О, как грустно нам было возвращаться в Москву после того благословенного азиатского лета… О, любимая моя, как ты была печальна… Как мне хотелось утешить тебя хоть чем-нибудь, но слова застревали у меня в горле. Ты тоже молчала. Мы только смотрели друг на друга, такие вдруг одинокие, и оба мы понимали, что лето кончилось, и больше у нас такого не будет. А поезд шел по ночной равнине, и колеса отстукивали: «Про-щай-на-всег-да, про-щай-на-всег-да…», и светила в окно большая казахстанская луна, круглая и ровная по краям, точно блин у хорошей хозяйки, и душный воздух врывался сквозь опущенное стекло, а мы с тобой сидели, тесно прижавшись друг к другу, словно предчувствуя бесконечную нашу разлуку, хотя и не понимали тогда, почему мы должны расстаться. И добрыми, немного навыкате — как у теленка — глазами всю дорогу смотрела на нас проводница и, видимо, понимая нас и сочувствуя, никого не подсаживала к нам, и целые трое суток мы были в купе одни, но нам от этого было не легче, а становилось все горше и горше. Мы почему-то боялись Москвы и, как в последствии выяснилось, недаром, а пока за окном проплывали зеленые еще деревья, неподвижно застывшие в горячей августовской позолоте, и ты молчала все время, и только изредка брала меня за руку, а я смотрел на тебя, словно выскакивая наружу всем своим разрывающимся сердцем, и ничем я не мог уже помочь тебе, да и себе, наверное, тоже. В поезде мы были невинны, как дети, и весь этот трехдневный путь проделали точно брат и сестра, а я вспоминал по нескольку раз на дню самое начало нашего чудесного лета, первого и последнего лета, проведенного вместе, и всю дорогу мне что-то не давало покоя.
Ты не сразу согласилась поехать со мною в дом моей матери. Мама упорно тогда продолжала жить в Казахстане и в Москву перебираться отказывалась. В тот год она укатила на все лето к каким-то родственникам, и дом ее стоял пустой среди слив и яблонь и персиков — вокруг разрослись малина и смородина вперемежку с кустами сирени и жасмина — с террасой, оплетенной виноградом, стеклянная дверь которой раскрывалась прямо в зеленую гущу. И еще там рос маньчжурский шиповник с красными маленькими цветами, цвели бело-розовые мальвы, и громадные кусты роз благоухали на весь сад. Мне было очень жаль, что этот дом, прекрасный дом моей матери пустует среди живого цветущего безмолвия. И когда ты так неожиданно согласилась поехать со мной, мы очень просто сели в переполненный поезд и устремились черт-те куда, не понимая, и только смутно предчувствуя какие-то неожиданные летние напластования, которые, возможно, нас и не ждали. О, Боже мой, как я сходил тогда с ума, — мы были знакомы с тобой уже целый год, а я даже не смел до тебя дотронуться, и сердце мое трепетало и громыхало в груди от желания пожить с тобой наедине и сжималось, затихая и почти скуля от страха, что ты меня отвергнешь.
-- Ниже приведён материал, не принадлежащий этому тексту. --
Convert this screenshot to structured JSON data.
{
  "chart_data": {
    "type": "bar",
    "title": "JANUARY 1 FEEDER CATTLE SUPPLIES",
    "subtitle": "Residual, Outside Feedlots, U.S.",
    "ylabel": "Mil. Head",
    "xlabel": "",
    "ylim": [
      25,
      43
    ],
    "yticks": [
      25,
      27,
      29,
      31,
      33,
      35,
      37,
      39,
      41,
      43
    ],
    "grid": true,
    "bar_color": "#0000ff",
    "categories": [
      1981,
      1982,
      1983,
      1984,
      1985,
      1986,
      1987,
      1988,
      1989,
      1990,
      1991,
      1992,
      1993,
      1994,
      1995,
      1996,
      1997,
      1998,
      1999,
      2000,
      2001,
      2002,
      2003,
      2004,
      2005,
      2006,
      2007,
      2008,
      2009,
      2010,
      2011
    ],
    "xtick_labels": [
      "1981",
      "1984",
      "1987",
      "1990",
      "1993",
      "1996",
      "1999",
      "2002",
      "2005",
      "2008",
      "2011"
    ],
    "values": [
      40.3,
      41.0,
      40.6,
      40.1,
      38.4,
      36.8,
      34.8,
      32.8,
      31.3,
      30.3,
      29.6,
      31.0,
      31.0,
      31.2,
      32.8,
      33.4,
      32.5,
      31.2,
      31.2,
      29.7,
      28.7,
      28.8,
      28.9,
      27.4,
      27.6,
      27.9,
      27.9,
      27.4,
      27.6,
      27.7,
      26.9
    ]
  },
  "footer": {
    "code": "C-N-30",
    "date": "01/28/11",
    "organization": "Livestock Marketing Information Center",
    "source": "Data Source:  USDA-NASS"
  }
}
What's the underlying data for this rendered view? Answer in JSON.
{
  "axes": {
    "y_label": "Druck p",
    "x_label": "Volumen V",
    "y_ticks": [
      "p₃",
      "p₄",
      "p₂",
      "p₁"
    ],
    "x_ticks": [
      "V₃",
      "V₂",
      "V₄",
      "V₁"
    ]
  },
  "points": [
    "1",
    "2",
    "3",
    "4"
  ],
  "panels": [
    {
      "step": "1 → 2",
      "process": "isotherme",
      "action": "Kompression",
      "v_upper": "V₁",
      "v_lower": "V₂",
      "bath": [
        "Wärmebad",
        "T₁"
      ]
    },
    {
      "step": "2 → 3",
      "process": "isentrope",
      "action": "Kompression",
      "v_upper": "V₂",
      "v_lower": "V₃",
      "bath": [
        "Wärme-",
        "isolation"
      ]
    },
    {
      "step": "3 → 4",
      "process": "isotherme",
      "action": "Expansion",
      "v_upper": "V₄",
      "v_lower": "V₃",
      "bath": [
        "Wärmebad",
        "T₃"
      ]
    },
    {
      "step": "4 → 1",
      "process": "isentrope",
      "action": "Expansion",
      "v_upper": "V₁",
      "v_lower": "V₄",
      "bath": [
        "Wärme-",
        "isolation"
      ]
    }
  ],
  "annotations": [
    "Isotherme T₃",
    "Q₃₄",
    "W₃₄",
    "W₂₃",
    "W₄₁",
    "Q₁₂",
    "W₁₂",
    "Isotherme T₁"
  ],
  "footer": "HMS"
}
Но стоило тебе — о, Господи, как я был счастлив! — увидеть этот мой дом, — ты просто взошла на террасу, которую солнце расчертило сквозными узорами, пробиваясь через густой виноградник, и, повернувшись ко мне, тихо сказала: «Поцелуй меня, милый, мне так хорошо сейчас…» И мы каким-то непонятным образом прожили с тобой здесь все лето, и ты светилась прямо с утра неожиданным немосковским светом и, наверное, была счастлива.
А потом, когда я, надоедая тебе звонками, пытался вернуть тебя и молил о встрече, ты сухо просила забыть и не вспоминать, а я звонил опять и опять, и потом ты просто вешала трубку, заслышав мой голос, я же не верил тебе или не хотел верить, и все спрашивал, неужели ты всё забыла, ты мрачно отвечала мне: — «Во всем виновато солнце, южное солнце, мой милый, в Москве я никогда не наделала бы таких глупостей»,… — но это неправда, — говорил я, но ты меня уже не слушала, потому что знала — это неправда.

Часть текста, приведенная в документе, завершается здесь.